With any luck, some documentation will emerge to either confirm or refute this theory. But until then, we’ll keep working the shared DNA matches to solve the Mystery of Richard Sainsbury of North Somerset.
Poor Law entry: William and Sarah PINNELL
Although not immediately helpful for our SAINSBURY search, a William and Sarah PINNELL are listed in a set of records known as the Poor Law in Wiltshire. This is a published set of removal orders, settlement certificates and settlement examinations that provide information about many 18th- and 19th-century Wiltshire residents who relied on parish relief and other forms of assistance:
PENELL, William Age : 24; Occupation/status : scribler; Date : 1775 Jan 16
Ref : 712/20 Trowbridge. Settlement examination at Trowbridge
Detail : born Warminster where father William was a parishioner; worked Warminster; now in Wiltshire Militia; married at Trowbridge about 1773; wife Sarah; ch Richard 21 mths
This William PENELL (presumably a variant of PINNELL) may have been a brother of the Sarah PENNALS (PINNELL?) who married William TURVILL — the ancestors of three of the four shared matches we’ve connected to this tree.
So although not a direct ancestor of our currently identified shared matches in the PINNELL line, William’s entry in the poor law records opens up a window on what life was like for these family members in 18th-century Wiltshire.
It tells us William, born in Warminster around 1751, was a scribler — someone who tends a wool-combing machine called a scribler or “scribbling horse.” This was a wooden frame with iron teeth; the scribler’s task (if my understanding is correct!) was to drag the wool over these teeth with a carding comb to break up lumps and knots.

The entry also tells us William was in the Wiltshire militia and in January, 1775 he applied to parish overseers to relocate from Warminster to Trowbridge with his wife, Sarah, and their 21-month old son, Richard PINNELL (b. April, 1773).

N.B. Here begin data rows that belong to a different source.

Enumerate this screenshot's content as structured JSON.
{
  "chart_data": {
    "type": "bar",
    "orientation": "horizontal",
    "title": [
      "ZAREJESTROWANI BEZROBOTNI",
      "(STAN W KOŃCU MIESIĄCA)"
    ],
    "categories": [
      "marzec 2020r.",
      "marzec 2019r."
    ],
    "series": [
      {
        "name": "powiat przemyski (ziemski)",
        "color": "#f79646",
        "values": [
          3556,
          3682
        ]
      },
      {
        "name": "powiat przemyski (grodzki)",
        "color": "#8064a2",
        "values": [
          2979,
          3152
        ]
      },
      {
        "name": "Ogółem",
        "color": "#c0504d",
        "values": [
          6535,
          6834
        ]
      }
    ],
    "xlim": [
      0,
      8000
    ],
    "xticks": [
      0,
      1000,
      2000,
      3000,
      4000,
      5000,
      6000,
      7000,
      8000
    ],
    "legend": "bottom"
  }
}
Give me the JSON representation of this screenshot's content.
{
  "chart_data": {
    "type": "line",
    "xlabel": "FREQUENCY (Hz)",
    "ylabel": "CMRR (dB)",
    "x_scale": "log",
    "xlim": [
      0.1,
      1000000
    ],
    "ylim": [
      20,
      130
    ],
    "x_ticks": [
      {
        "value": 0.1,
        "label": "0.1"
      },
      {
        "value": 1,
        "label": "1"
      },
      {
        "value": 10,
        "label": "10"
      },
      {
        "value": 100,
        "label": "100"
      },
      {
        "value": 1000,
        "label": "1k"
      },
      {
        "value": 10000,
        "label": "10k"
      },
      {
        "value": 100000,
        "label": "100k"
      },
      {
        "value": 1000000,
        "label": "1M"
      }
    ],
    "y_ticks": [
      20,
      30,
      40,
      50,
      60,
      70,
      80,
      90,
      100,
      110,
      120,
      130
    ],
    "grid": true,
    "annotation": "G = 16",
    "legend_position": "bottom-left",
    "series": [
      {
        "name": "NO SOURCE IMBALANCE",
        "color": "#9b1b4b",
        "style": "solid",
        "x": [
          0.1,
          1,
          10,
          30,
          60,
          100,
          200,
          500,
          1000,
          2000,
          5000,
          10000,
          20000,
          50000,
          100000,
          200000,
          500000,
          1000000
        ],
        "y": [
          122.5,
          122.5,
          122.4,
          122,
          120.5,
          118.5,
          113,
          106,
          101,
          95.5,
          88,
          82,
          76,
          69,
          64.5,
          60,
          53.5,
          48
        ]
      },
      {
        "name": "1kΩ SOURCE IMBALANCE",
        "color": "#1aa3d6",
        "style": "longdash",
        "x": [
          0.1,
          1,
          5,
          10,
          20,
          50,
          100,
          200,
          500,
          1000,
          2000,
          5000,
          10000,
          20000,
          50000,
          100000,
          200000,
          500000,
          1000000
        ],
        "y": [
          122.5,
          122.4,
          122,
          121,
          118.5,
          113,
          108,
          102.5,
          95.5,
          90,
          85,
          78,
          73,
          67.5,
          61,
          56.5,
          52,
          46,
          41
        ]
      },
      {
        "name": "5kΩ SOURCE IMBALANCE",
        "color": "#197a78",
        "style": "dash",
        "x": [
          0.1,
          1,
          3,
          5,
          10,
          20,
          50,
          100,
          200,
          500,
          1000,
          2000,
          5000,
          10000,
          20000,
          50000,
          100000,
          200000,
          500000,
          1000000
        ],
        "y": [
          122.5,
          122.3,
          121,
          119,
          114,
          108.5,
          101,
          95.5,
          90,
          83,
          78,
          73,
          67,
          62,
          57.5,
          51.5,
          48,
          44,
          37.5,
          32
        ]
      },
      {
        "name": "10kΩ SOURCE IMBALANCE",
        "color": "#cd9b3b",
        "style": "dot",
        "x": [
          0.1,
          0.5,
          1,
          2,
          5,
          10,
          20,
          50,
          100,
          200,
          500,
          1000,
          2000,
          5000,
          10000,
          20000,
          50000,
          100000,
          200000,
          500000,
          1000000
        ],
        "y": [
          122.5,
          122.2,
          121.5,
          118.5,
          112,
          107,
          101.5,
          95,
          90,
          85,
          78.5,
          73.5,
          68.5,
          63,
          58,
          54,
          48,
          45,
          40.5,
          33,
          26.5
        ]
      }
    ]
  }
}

Unfortunately, this couple isn’t the William and Sarah PINNELL at the top of the Wiltshire side of our emerging family tree. But it’s a good reminder that, as we trace our ancestors, we’re tracing the lives of people who served their communities, built relationships, and did what they could — or what they needed to do — in difficult times.
Sources and further reading
Tolpuddle Martyrs Museum. West country cloth workers. (Describes resistance to industrialization among Wiltshire and Somerset cloth workers in the 18th century.) https://www.tolpuddlemartyrs.org.uk/story/tuc-150/early-unions/west-country-cloth-workers
Trowbridge Museum. Trowbridge museum fact sheet: Carding and slubbing. https://www.trowbridgemuseum.co.uk/wp-content/uploads/2017/02/Fact-Sheet-3-Carding-Slubbing.pdf
Wiltshire Family History Society. (2017). Poor Law in Wiltshire: Removal Orders, Settlement Certificates and Settlement Examinations, 1670-1890 (CD 21).
Disclaimer: As with any research project, when new evidence comes to light, former theories may change. This blog post includes theories and conclusions developed from the best available evidence at the time this post was written. It may be corroborated or refuted by later research. This post must therefore be considered in the context of all information presented in earlier and later posts.